Texas to Roll Out New Volume Limits

New rules in Texas should benefit Lone Star consumers, and also make life a little easier for wineries. On June 19th, Texas Governor Rick Perry signed into law HB 1084, which will take effect on September 1st, 2009. Under the new rules, three different volume limits replace the existing set of two limits for licensed shippers.

Currently, licensees may ship up to three gallons of wine within “any 30-day period”. This rule was perhaps the most difficult, and most commonly violated rule in a compliance check out of all state limitations. First, three gallons translates to just over 15 standard 750 mL bottles, whereas most states stick to a standard case or two-case limit. More importantly, the “rolling” 30-day period was very problematic to track for wineries that did not use an automated compliance solution. The majority of state volume limits are tracked on a calendar (month or year) basis, but this effectively created 365 different 30 day periods to track.
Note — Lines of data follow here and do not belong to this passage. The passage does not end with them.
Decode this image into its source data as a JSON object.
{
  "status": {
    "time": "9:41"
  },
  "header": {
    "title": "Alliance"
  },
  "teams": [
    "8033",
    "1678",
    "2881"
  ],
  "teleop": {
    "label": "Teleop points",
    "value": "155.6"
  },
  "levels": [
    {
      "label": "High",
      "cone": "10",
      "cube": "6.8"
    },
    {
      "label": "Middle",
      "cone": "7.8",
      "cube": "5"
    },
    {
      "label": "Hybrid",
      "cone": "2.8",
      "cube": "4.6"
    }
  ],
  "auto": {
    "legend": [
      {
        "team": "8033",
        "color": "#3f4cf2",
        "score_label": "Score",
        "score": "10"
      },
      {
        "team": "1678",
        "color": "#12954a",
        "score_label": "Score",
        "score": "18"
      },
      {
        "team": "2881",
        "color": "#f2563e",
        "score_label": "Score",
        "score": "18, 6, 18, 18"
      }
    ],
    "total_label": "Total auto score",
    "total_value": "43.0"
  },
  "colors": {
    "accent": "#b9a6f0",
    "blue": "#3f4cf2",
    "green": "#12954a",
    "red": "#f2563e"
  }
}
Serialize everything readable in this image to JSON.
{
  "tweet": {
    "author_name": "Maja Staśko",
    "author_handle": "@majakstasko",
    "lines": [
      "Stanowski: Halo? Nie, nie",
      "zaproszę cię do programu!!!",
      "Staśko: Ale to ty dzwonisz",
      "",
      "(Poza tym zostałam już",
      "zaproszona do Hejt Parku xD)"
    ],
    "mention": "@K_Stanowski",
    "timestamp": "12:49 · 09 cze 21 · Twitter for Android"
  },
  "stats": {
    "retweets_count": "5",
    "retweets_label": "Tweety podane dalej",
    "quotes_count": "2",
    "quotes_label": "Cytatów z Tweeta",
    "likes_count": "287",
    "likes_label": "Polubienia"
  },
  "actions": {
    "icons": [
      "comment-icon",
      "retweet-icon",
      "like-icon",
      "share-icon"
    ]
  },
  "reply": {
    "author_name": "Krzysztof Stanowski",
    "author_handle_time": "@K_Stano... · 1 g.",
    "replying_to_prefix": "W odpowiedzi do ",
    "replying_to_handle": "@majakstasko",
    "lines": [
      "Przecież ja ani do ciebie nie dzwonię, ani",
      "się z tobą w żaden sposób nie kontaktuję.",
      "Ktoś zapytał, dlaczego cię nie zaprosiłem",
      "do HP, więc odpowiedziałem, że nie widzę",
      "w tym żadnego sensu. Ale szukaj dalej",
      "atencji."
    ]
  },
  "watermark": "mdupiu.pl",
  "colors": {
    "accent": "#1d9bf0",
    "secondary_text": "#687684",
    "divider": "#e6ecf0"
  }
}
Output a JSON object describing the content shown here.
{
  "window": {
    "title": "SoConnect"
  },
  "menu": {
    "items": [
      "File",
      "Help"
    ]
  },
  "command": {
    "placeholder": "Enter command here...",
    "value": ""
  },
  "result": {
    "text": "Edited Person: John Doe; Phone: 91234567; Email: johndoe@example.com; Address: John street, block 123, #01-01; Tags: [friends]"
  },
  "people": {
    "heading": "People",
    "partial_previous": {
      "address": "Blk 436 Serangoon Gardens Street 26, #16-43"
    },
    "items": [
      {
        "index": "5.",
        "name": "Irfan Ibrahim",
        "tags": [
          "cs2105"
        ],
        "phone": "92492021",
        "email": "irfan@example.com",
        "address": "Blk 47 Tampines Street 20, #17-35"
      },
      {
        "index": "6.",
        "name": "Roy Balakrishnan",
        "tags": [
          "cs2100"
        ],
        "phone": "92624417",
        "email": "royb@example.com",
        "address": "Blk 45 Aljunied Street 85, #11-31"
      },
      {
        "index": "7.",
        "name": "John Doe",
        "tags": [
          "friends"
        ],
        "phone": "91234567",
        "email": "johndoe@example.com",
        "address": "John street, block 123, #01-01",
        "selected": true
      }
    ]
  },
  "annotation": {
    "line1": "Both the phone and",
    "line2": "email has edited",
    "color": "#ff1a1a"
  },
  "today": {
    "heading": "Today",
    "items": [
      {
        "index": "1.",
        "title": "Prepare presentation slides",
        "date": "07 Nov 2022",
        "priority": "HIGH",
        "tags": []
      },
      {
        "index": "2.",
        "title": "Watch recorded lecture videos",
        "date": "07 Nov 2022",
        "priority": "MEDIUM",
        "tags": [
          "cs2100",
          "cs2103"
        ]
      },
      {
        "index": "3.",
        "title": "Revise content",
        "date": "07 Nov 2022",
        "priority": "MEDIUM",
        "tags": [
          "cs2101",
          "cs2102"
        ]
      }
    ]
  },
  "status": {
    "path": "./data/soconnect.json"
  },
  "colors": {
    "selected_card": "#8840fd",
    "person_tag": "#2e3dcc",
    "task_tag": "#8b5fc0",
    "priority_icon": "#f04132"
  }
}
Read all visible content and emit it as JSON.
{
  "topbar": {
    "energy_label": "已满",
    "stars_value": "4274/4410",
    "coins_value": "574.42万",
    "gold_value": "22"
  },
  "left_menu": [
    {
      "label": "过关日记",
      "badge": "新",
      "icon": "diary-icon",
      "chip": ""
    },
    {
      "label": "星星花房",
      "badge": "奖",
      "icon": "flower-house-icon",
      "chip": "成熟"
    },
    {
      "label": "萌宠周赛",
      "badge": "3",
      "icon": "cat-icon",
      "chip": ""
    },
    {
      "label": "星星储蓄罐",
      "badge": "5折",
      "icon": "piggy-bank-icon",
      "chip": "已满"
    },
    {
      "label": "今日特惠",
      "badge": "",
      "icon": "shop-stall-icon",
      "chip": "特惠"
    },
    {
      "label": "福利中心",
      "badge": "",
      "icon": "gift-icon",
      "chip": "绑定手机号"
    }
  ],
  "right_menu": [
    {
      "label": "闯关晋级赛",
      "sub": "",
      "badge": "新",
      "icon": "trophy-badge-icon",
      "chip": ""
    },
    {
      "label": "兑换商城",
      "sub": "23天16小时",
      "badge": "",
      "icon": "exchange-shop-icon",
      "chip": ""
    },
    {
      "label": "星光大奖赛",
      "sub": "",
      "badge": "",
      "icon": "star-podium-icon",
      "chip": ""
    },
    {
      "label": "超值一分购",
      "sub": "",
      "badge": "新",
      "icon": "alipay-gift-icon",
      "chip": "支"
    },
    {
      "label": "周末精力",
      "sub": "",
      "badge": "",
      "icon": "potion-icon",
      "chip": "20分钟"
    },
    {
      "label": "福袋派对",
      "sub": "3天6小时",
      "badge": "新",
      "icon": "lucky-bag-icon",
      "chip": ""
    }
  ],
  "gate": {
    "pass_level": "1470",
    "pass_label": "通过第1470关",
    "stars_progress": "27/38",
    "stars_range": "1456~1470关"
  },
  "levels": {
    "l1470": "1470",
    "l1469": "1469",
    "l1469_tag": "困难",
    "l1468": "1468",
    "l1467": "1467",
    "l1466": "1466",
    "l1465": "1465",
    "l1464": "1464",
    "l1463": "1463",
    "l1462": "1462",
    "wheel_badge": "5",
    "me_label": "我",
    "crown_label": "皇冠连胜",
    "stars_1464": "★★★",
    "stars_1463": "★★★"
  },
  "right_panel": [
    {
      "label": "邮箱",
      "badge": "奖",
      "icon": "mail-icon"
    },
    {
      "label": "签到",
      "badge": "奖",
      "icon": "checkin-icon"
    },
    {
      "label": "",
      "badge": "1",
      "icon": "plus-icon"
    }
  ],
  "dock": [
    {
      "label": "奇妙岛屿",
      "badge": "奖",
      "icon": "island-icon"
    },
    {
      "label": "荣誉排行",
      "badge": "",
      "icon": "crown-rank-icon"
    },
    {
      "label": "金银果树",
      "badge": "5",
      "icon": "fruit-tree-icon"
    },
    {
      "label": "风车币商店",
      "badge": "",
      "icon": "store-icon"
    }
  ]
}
The new bill establishes three different volume limits for direct shipments to Texas:

  1. No more than nine gallons (46 bottles)  to the same consumer within any calendar month
  2. No more than 36 gallons (181 bottles) to the same consumer within any 12-month period
  3. No more than 35,000 gallons (14,721 cases) to  all Texas consumers annually

Although some coverage of the changes has highlighted a “tripling” of the volume limit (from 3 gallons to 9 gallons), the annual consumer limit actually stays the same at 36 gallons. According to the House Research Organization’s bill analysis,

Increasing from three to nine gallons the maximum amount of shipments to the same consumer within a month would acknowledge the unique seasonal requirements of wineries as well as the realities of Texas summers. Wine is a perishable product that spoils at temperatures above 75 degrees Fahrenheit, so many out-of-state wineries are reluctant to ship to Texas, especially during July and August.

CSHB 1084 would not increase the overall amount of wine that a winery or out-of-state shipper could ship to the same consumer per year. In fact, it would codify in statute the current limit of 36 gallons per year, which is based on the existing restriction of no more than three gallons per month. It simply would allow wineries to ship somewhat larger quantities of wine to Texas consumers during the cooler seasons of the year.


  1. Mike,
    I agree that the wording of the analysis is a little confusing, as is some of the other language in the statute. But, if you take a closer look at the actual statute in this case, it says:

    The holder of a out-of-state winery direct shipper ’s permit may not: deliver to the same consumer in this state more than nine gallons of wine within any calendar month or more than 36 gallons of wine within any 12-month period.

    In other words, a direct shipper should neither deliver more than 9 gallons per calendar month NOR ship more than 36 gallons per year. This is consistent with conversations with the TABC as well, so I definitely would not ship 36 gallons all at once.

  2. I think when you get a state like Texas that isn't exactly wine friendly it is best to play it safe. Would I ship a case to a consumer? Sure. A case a month, heck no that's asking for trouble….our 2 bottles per month is fine and that's all I can really worry about.